手足口病
薬&健康情報
手足口病は、口の中や、手足などに水疱性の発疹が出る、ウイルスの感染によって起こる感染症です。
子どもを中心に、主に夏に流行します。感染症発生動向調査によると、例年、報告数の90%前後を5歳以下の乳幼児が占めています。病気の原因となるウイルスは、主にコクサッキーウイルスA6、A16、エンテロウイルス71(EV71)で、その他、コクサッキーウイルスA10などが原因になることもあります。
感染経路は飛沫感染、接触感染、糞口感染(便の中に排泄されたウイルスが口に入って感染することです)が知られています。
感染すると3~5日後に、口の中、手のひら、足底や足背などに2~3mmの水疱性発疹が出ます。発熱は約3分の1にみられますが、あまり高くならないことがほとんどであり、高熱が続くことは通常はありません。ほとんどの発病者は、数日間のうちに治る病気です。

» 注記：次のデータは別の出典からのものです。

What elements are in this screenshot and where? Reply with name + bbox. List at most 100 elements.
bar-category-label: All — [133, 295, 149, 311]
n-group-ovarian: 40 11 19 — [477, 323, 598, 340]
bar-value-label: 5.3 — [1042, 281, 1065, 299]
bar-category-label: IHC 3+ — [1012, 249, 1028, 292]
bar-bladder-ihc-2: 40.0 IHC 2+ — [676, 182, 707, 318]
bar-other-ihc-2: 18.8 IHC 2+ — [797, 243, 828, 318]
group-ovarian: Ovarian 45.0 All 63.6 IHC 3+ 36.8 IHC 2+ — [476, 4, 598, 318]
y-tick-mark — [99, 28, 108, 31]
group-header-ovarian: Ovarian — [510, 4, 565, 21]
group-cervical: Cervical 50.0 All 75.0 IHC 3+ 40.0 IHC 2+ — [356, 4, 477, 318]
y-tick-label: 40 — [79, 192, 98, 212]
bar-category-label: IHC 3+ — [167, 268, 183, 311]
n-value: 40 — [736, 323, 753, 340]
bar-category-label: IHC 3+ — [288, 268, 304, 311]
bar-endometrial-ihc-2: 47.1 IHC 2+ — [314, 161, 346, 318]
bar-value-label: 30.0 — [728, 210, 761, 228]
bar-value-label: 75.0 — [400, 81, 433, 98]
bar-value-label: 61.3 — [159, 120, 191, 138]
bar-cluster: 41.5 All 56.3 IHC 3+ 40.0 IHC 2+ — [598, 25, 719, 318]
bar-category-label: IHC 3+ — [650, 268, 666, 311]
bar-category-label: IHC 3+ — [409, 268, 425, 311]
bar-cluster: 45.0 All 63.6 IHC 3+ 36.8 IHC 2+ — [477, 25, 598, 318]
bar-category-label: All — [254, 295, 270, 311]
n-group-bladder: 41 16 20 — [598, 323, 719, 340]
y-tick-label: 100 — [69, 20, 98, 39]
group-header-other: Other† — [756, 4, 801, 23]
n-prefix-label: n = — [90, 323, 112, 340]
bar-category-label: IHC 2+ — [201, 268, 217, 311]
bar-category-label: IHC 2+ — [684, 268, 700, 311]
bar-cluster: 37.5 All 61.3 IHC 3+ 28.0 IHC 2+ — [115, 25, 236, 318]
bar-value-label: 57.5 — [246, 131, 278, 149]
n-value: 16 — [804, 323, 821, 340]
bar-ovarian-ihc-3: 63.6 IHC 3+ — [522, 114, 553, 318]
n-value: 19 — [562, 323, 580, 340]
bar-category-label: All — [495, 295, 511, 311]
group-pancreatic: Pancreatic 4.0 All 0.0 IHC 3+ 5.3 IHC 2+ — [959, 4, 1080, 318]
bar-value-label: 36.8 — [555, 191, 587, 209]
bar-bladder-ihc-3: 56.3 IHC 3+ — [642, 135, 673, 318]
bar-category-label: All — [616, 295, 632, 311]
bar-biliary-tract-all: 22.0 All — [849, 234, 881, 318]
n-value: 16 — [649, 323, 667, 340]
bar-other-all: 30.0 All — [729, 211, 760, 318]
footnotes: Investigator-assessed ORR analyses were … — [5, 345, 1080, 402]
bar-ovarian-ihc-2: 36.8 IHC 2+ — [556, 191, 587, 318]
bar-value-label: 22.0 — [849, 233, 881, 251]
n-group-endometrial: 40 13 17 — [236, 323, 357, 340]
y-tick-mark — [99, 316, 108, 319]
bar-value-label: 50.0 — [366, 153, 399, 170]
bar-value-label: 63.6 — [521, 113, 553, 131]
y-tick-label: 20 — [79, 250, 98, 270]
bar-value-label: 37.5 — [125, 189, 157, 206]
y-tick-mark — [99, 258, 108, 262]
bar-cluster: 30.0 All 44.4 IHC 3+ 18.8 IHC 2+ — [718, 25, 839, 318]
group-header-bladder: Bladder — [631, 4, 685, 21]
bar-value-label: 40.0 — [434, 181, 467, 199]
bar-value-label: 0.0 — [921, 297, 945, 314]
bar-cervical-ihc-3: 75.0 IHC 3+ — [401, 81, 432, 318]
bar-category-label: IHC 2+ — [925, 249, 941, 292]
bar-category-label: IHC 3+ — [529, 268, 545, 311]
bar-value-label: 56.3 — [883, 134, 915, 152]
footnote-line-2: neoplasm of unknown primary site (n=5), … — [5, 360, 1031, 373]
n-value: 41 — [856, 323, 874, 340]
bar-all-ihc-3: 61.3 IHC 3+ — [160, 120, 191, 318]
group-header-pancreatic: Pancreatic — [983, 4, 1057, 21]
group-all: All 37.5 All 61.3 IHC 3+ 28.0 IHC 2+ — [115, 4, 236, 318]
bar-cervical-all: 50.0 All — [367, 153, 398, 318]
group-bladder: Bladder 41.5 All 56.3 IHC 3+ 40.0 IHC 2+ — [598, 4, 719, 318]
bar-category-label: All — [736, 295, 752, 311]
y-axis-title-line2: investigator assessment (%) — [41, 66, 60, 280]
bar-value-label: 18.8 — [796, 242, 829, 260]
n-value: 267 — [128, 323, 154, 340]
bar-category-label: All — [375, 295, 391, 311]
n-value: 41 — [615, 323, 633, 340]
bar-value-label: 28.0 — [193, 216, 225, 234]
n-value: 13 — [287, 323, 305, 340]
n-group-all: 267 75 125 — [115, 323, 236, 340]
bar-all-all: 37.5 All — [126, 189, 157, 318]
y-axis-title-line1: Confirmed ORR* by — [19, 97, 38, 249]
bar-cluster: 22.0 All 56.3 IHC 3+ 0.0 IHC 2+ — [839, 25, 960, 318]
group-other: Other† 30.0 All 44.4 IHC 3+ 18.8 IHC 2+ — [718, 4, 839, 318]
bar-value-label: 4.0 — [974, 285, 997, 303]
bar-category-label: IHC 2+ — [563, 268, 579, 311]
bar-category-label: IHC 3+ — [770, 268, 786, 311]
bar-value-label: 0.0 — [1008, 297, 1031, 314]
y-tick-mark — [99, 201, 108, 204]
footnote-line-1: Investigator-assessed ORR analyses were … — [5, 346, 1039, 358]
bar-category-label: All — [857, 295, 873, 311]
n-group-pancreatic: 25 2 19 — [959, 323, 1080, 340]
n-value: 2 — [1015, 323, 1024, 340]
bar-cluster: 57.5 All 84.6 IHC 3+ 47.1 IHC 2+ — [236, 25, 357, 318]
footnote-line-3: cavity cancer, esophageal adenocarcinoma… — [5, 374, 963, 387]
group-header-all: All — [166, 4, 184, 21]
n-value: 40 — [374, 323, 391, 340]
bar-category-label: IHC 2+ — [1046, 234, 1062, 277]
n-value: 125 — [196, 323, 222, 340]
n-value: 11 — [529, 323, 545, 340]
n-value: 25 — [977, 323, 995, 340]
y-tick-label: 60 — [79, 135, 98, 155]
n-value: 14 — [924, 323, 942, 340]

手足口病にかかりやすい年齢層が多い保育施設や幼稚園などは、子ども達同士の生活距離が近く、濃厚な接触が生じやすい環境です。
衛生観念がまだ発達していないことから、施設の中で手足口病の患者が発生した場合には、集団感染が起こりやすい為、特に注意が必要です。
また、乳幼児では原因となるウイルスに感染した経験のない割合が高く、感染した子どもの多くが発病します。
発病しても軽い症状だけで治ってしまうことがほとんどですが、髄膜炎、小脳失調症、脳炎などの中枢神経系の合併症のほか、心筋炎、神経原性肺水腫、急性弛緩性麻痺など、さまざまな症状が出ることがあります。
手足口病にかかったこどもの経過を注意深く観察し、合併症に注意をする必要があります。